Republicans Waver on Bipartisan Infrastructure Deal
The Debt

Republicans Waver on Bipartisan Infrastructure Deal


As Democrats debate the size and scope of their “human infrastructure” package, the bipartisan deal for core infrastructure investments that senators reached with the White House is reportedly at risk of stalling as Republicans raise concerns about the proposed financing.

Eleven Republican senators have endorsed the plan, which calls for nearly $600 billion in new spending on road, bridges and other “hard” infrastructure over five years. But five of the 11 told CNN on Monday that they could still withdraw their support given their concerns about some of the proposals to pay for the measure — including increased IRS enforcement — and Democratic plans to push a larger partisan bill alongside the bipartisan effort.

“Part of the motivation is trying to make certain that we don’t spend $6 trillion," Sen. Jerry Moran (R-KS) said on Monday evening, according to Politico. If "this is lending itself toward that outcome then I would no longer be a yes at that point in time."

Sen. Richard Burr (R-NC) reportedly said he wants to see the final language in the bill, and a cost estimate from the Congressional Budget Office. Budget experts have said that the mix of revenue raisers and spending reductions proposed to cover the new spending will fall well short of fully offsetting the costs.

Sen. Rob Portman (R-OH), one of the negotiators behind the deal, reportedly acknowledged as much on Monday, saying that the CBO estimate might exclude gains from some of the stepped-up IRS enforcement. “We’ve always thought the infrastructure pay-fors were going to be a challenge,” Portman said. “We want to have pay-fors. We’ve got some good ones. The CBO might not give us full credit.”

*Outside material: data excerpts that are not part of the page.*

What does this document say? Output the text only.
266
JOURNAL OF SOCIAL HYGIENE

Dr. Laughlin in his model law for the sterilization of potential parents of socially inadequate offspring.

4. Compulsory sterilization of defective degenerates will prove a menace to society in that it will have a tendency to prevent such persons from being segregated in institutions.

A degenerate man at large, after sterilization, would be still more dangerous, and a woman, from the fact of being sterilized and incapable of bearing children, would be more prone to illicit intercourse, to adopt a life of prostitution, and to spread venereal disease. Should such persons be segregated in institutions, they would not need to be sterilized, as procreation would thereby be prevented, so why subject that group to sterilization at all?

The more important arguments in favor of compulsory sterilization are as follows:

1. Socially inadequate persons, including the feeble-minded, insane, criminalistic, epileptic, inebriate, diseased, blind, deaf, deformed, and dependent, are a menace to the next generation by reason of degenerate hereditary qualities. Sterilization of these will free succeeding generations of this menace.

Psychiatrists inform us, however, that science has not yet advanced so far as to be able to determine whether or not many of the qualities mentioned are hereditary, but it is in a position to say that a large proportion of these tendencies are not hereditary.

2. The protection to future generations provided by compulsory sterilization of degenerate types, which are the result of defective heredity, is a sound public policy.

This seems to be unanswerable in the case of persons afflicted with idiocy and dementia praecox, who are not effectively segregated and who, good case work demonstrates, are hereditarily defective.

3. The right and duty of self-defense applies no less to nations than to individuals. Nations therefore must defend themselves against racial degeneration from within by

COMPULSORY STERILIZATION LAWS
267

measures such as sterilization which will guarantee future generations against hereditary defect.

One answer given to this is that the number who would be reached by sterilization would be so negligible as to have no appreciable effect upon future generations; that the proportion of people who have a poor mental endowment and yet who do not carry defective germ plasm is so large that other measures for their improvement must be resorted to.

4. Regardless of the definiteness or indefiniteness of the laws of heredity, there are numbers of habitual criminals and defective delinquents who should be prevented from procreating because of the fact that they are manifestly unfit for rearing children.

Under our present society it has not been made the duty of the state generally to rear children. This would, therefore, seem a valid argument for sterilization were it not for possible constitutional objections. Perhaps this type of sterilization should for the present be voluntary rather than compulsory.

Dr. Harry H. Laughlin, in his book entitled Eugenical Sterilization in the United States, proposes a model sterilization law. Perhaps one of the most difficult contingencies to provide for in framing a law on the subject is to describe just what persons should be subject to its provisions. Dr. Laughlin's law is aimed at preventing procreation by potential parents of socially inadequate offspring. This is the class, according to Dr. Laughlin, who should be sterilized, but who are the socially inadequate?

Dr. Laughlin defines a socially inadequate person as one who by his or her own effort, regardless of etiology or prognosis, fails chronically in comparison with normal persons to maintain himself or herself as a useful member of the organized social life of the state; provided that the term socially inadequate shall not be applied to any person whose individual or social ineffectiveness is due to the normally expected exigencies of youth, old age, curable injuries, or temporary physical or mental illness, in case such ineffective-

That could lead Republicans to bolt — or at least force the negotiators to try to find some additional financing.

“I think a lot of our members are going to look at, how credible are the pay-fors? And how large is this?” said Senate Minority Whip John Thune (R-SD). “For our members, it’s really going to come down to, is this going to be all put on the debt and financed on top of all the other debt and spending that we’ve done in the last 15 months? Or are some of these pay-fors actually going to be pay-fors?”

Who’s solid and who’s on the fence: Politico notes that the five GOP senators who negotiated the deal remain solidly behind it. Those five are Bill Cassidy of Louisiana, Susan Collins of Maine, Lisa Murkowski of Alaska, Rob Portman of Ohio and Mitt Romney of Utah. But the support from Sens. Burr, Moran, Lindsey Graham of South Carolina, Mike Rounds of South Dakota, Thom Tillis of North Carolina and Todd Young of Indiana is less firm.

Adding to the uncertainty, Senate Minority Leader Mitch McConnell (R-KY) has yet to back the bipartisan deal. “Republicans believe that if he urges his colleagues to vote against the bipartisan deal, it could ultimately collapse,” CNN notes.

Senate passage of the bipartisan package would require 10 Republican votes, assuming the chamber’s 50 Democrats unite behind the bill, which is not given.

What’s next: The bipartisan senate group behind the bill was expected to meet again on Tuesday, and the drafting of the legislation is expected to drag into next week. "We're going to have to spend the time and energy to deal with all the issues outstanding, and there are a lot of issues that are outstanding," Romney said, according to CNN. "This is a major piece of legislation, which deals with the work of many committees, and so I can't possibly predict how long it will take."

If Republican support for the deal collapses, Democrats would have to roll the two bills being crafted into one large package that they could try to pass via reconciliation.